“Smokestack Lightning” is on the soundtrack to The Wolf of Wall Street, a boring film about boring people who think they are interesting because they are high.
Other 1956 ‘world music classic’ compositions include “Heartbreak Hotel” by Elvis Presley, “Fever” by Little Willie John and “Love Is Strange” by Mickey & Sylvia.
“Milestones” by Miles Davis is the 829th entry in my top 1000 songs. There is no hierarchy in this top 1000 list. It’s like a giant mixtape you can put on shuffle.
829 songs (six years in the making; i.e. compiling) account for about fifty hours of music. When finished, the list will feature more than 58 hours of music. The average song length in my calculations is three minutes and a half.

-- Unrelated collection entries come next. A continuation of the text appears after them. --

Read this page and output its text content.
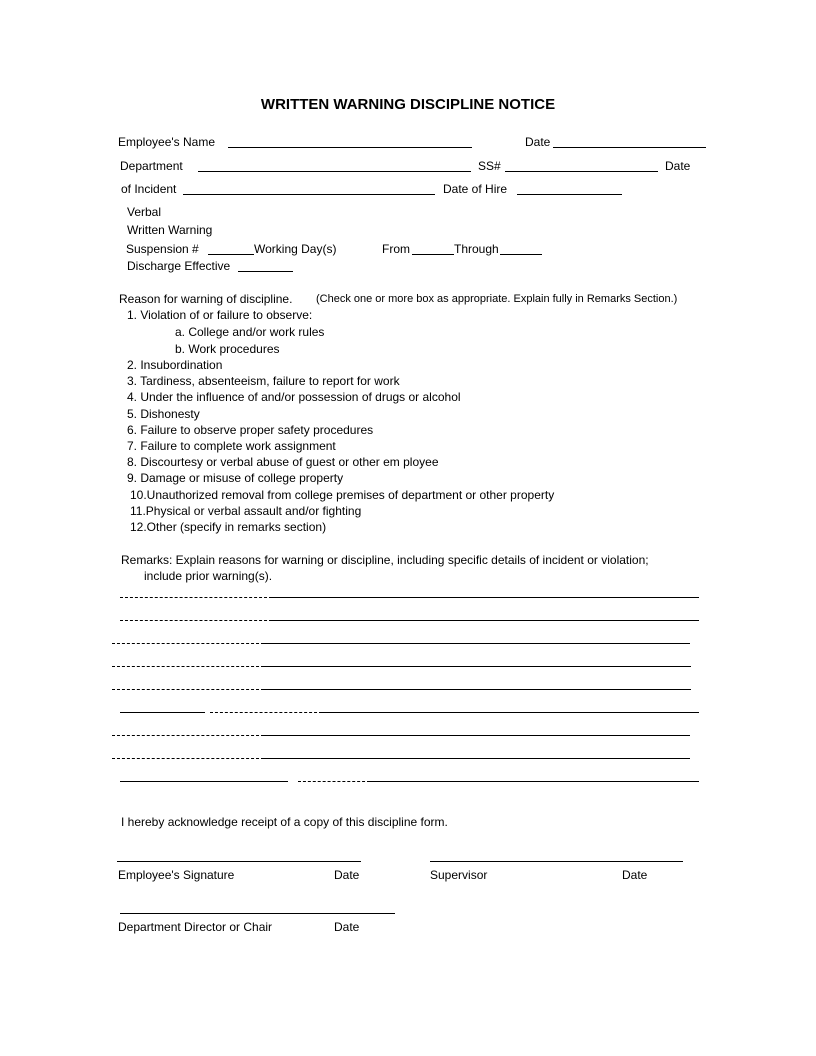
WRITTEN WARNING DISCIPLINE NOTICE
Employee's Name	Date
Department	SS#	Date
of Incident	Date of Hire
Verbal
Written Warning
Suspension #	Working Day(s)	From	Through
Discharge Effective
Reason for warning of discipline. (Check one or more box as appropriate. Explain fully in Remarks Section.)
1. Violation of or failure to observe:
a. College and/or work rules
b. Work procedures
2. Insubordination
3. Tardiness, absenteeism, failure to report for work
4. Under the influence of and/or possession of drugs or alcohol
5. Dishonesty
6. Failure to observe proper safety procedures
7. Failure to complete work assignment
8. Discourtesy or verbal abuse of guest or other em ployee
9. Damage or misuse of college property
10.Unauthorized removal from college premises of department or other property
11.Physical or verbal assault and/or fighting
12.Other (specify in remarks section)
Remarks: Explain reasons for warning or discipline, including specific details of incident or violation;
include prior warning(s).
I hereby acknowledge receipt of a copy of this discipline form.
Employee's Signature	Date	Supervisor	Date
Department Director or Chair	Date
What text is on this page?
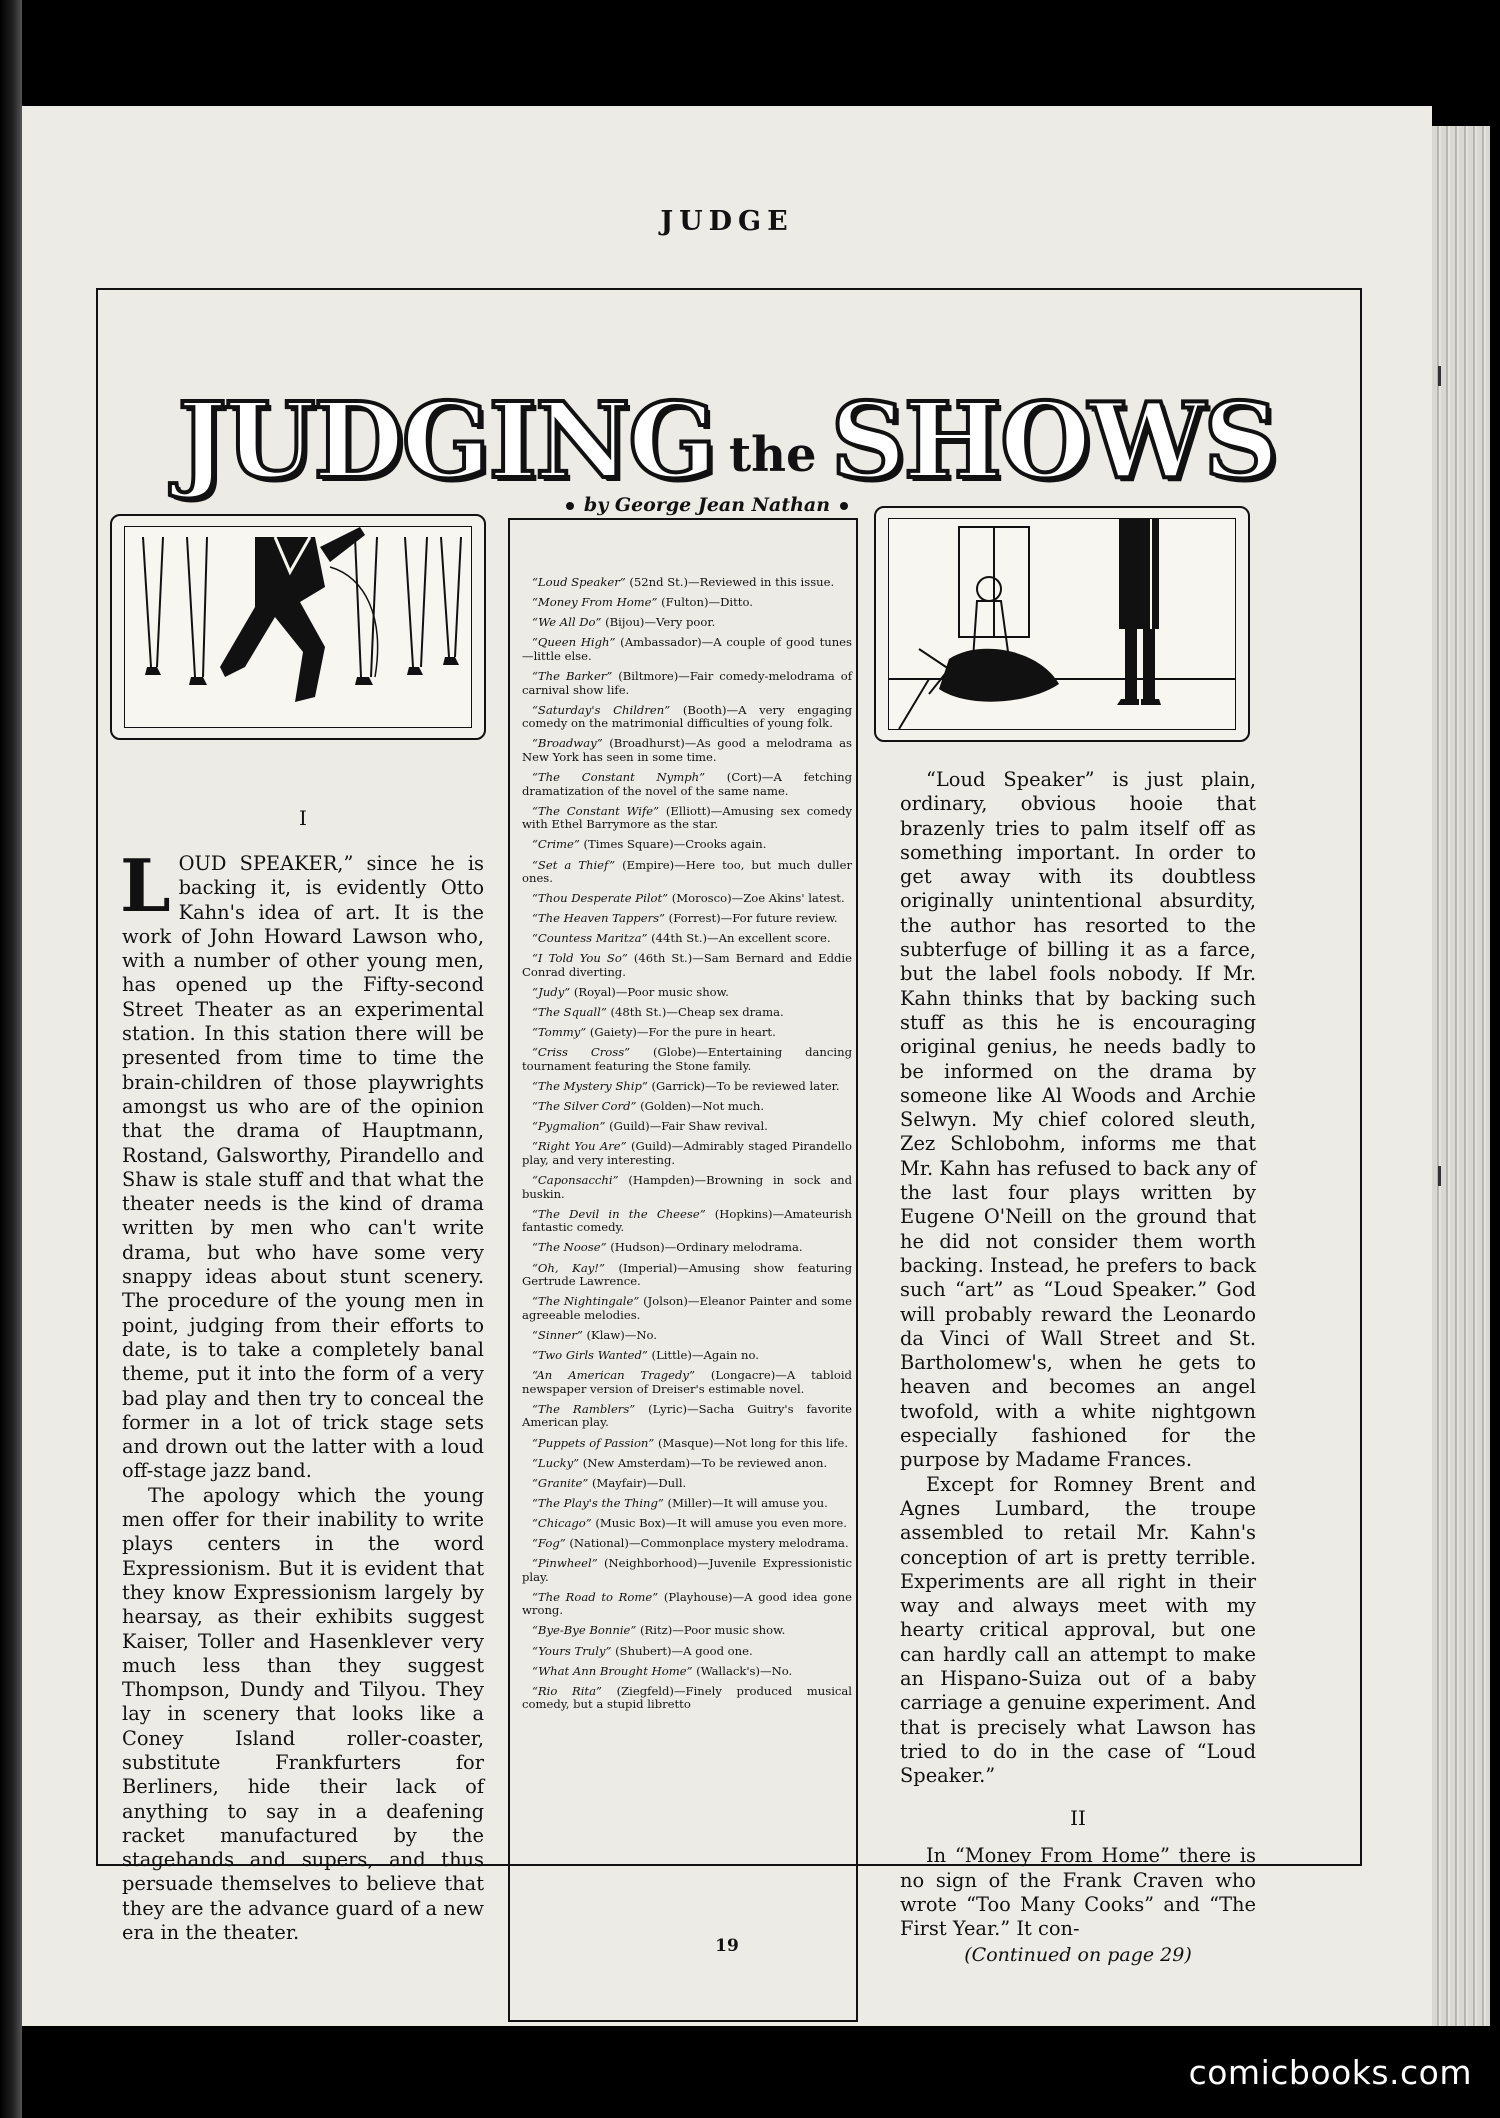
JUDGE
JUDGING the SHOWS
by George Jean Nathan

“Loud Speaker” (52nd St.)—Reviewed in this issue.

“Money From Home” (Fulton)—Ditto.

“We All Do” (Bijou)—Very poor.

“Queen High” (Ambassador)—A couple of good tunes—little else.

“The Barker” (Biltmore)—Fair comedy-melodrama of carnival show life.

“Saturday's Children” (Booth)—A very engaging comedy on the matrimonial difficulties of young folk.

“Broadway” (Broadhurst)—As good a melodrama as New York has seen in some time.

“The Constant Nymph” (Cort)—A fetching dramatization of the novel of the same name.

“The Constant Wife” (Elliott)—Amusing sex comedy with Ethel Barrymore as the star.

“Crime” (Times Square)—Crooks again.

“Set a Thief” (Empire)—Here too, but much duller ones.

“Thou Desperate Pilot” (Morosco)—Zoe Akins' latest.

“The Heaven Tappers” (Forrest)—For future review.

“Countess Maritza” (44th St.)—An excellent score.

“I Told You So” (46th St.)—Sam Bernard and Eddie Conrad diverting.

“Judy” (Royal)—Poor music show.

“The Squall” (48th St.)—Cheap sex drama.

“Tommy” (Gaiety)—For the pure in heart.

“Criss Cross” (Globe)—Entertaining dancing tournament featuring the Stone family.

“The Mystery Ship” (Garrick)—To be reviewed later.

“The Silver Cord” (Golden)—Not much.

“Pygmalion” (Guild)—Fair Shaw revival.

“Right You Are” (Guild)—Admirably staged Pirandello play, and very interesting.

“Caponsacchi” (Hampden)—Browning in sock and buskin.

“The Devil in the Cheese” (Hopkins)—Amateurish fantastic comedy.

“The Noose” (Hudson)—Ordinary melodrama.

“Oh, Kay!” (Imperial)—Amusing show featuring Gertrude Lawrence.

“The Nightingale” (Jolson)—Eleanor Painter and some agreeable melodies.

“Sinner” (Klaw)—No.

“Two Girls Wanted” (Little)—Again no.

“An American Tragedy” (Longacre)—A tabloid newspaper version of Dreiser's estimable novel.

“The Ramblers” (Lyric)—Sacha Guitry's favorite American play.

“Puppets of Passion” (Masque)—Not long for this life.

“Lucky” (New Amsterdam)—To be reviewed anon.

“Granite” (Mayfair)—Dull.

“The Play's the Thing” (Miller)—It will amuse you.

“Chicago” (Music Box)—It will amuse you even more.

“Fog” (National)—Commonplace mystery melodrama.

“Pinwheel” (Neighborhood)—Juvenile Expressionistic play.

“The Road to Rome” (Playhouse)—A good idea gone wrong.

“Bye-Bye Bonnie” (Ritz)—Poor music show.

“Yours Truly” (Shubert)—A good one.

“What Ann Brought Home” (Wallack's)—No.

“Rio Rita” (Ziegfeld)—Finely produced musical comedy, but a stupid libretto

I

LOUD SPEAKER,” since he is backing it, is evidently Otto Kahn's idea of art. It is the work of John Howard Lawson who, with a number of other young men, has opened up the Fifty-second Street Theater as an experimental station. In this station there will be presented from time to time the brain-children of those playwrights amongst us who are of the opinion that the drama of Hauptmann, Rostand, Galsworthy, Pirandello and Shaw is stale stuff and that what the theater needs is the kind of drama written by men who can't write drama, but who have some very snappy ideas about stunt scenery. The procedure of the young men in point, judging from their efforts to date, is to take a completely banal theme, put it into the form of a very bad play and then try to conceal the former in a lot of trick stage sets and drown out the latter with a loud off-stage jazz band.

The apology which the young men offer for their inability to write plays centers in the word Expressionism. But it is evident that they know Expressionism largely by hearsay, as their exhibits suggest Kaiser, Toller and Hasenklever very much less than they suggest Thompson, Dundy and Tilyou. They lay in scenery that looks like a Coney Island roller-coaster, substitute Frankfurters for Berliners, hide their lack of anything to say in a deafening racket manufactured by the stagehands and supers, and thus persuade themselves to believe that they are the advance guard of a new era in the theater.

“Loud Speaker” is just plain, ordinary, obvious hooie that brazenly tries to palm itself off as something important. In order to get away with its doubtless originally unintentional absurdity, the author has resorted to the subterfuge of billing it as a farce, but the label fools nobody. If Mr. Kahn thinks that by backing such stuff as this he is encouraging original genius, he needs badly to be informed on the drama by someone like Al Woods and Archie Selwyn. My chief colored sleuth, Zez Schlobohm, informs me that Mr. Kahn has refused to back any of the last four plays written by Eugene O'Neill on the ground that he did not consider them worth backing. Instead, he prefers to back such “art” as “Loud Speaker.” God will probably reward the Leonardo da Vinci of Wall Street and St. Bartholomew's, when he gets to heaven and becomes an angel twofold, with a white nightgown especially fashioned for the purpose by Madame Frances.

Except for Romney Brent and Agnes Lumbard, the troupe assembled to retail Mr. Kahn's conception of art is pretty terrible. Experiments are all right in their way and always meet with my hearty critical approval, but one can hardly call an attempt to make an Hispano-Suiza out of a baby carriage a genuine experiment. And that is precisely what Lawson has tried to do in the case of “Loud Speaker.”

II

In “Money From Home” there is no sign of the Frank Craven who wrote “Too Many Cooks” and “The First Year.” It con-

(Continued on page 29)
19
comicbooks.com
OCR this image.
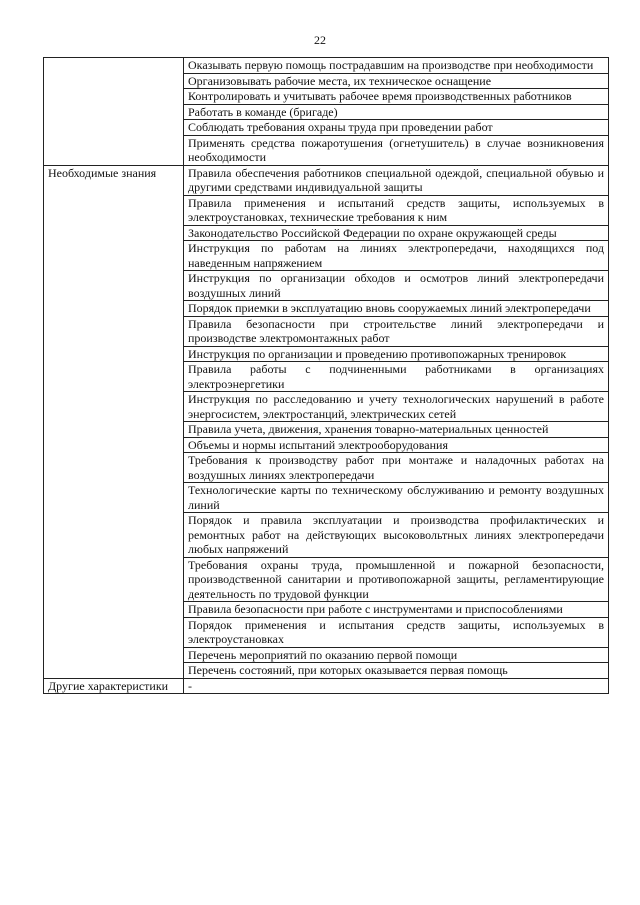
22
	Оказывать первую помощь пострадавшим на производстве при необходимости
	Организовывать рабочие места, их техническое оснащение
	Контролировать и учитывать рабочее время производственных работников
	Работать в команде (бригаде)
	Соблюдать требования охраны труда при проведении работ
	Применять средства пожаротушения (огнетушитель) в случае возникновения необходимости
Необходимые знания	Правила обеспечения работников специальной одеждой, специальной обувью и другими средствами индивидуальной защиты
	Правила применения и испытаний средств защиты, используемых в электроустановках, технические требования к ним
	Законодательство Российской Федерации по охране окружающей среды
	Инструкция по работам на линиях электропередачи, находящихся под наведенным напряжением
	Инструкция по организации обходов и осмотров линий электропередачи воздушных линий
	Порядок приемки в эксплуатацию вновь сооружаемых линий электропередачи
	Правила безопасности при строительстве линий электропередачи и производстве электромонтажных работ
	Инструкция по организации и проведению противопожарных тренировок
	Правила работы с подчиненными работниками в организациях электроэнергетики
	Инструкция по расследованию и учету технологических нарушений в работе энергосистем, электростанций, электрических сетей
	Правила учета, движения, хранения товарно-материальных ценностей
	Объемы и нормы испытаний электрооборудования
	Требования к производству работ при монтаже и наладочных работах на воздушных линиях электропередачи
	Технологические карты по техническому обслуживанию и ремонту воздушных линий
	Порядок и правила эксплуатации и производства профилактических и ремонтных работ на действующих высоковольтных линиях электропередачи любых напряжений
	Требования охраны труда, промышленной и пожарной безопасности, производственной санитарии и противопожарной защиты, регламентирующие деятельность по трудовой функции
	Правила безопасности при работе с инструментами и приспособлениями
	Порядок применения и испытания средств защиты, используемых в электроустановках
	Перечень мероприятий по оказанию первой помощи
	Перечень состояний, при которых оказывается первая помощь
Другие характеристики	-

It appears that the introduction of sound film coincides with the drafting of the Production Code. Did sound pose a threat more than imagery? Or was it the combination of sound and image that finally saw film evolving from a mere sideshow attraction to a genuine and ‘real’ mode of fiction consumption?
I remember a scene in Duck Soup where the Marx Brothers poke fun at the Production Code by showing a woman’s bedroom and then showing a woman’s shoes on the floor, a man’s shoes and horseshoes. Harpo is sleeping in the bed with a horse; the woman is in the twin bed next to them.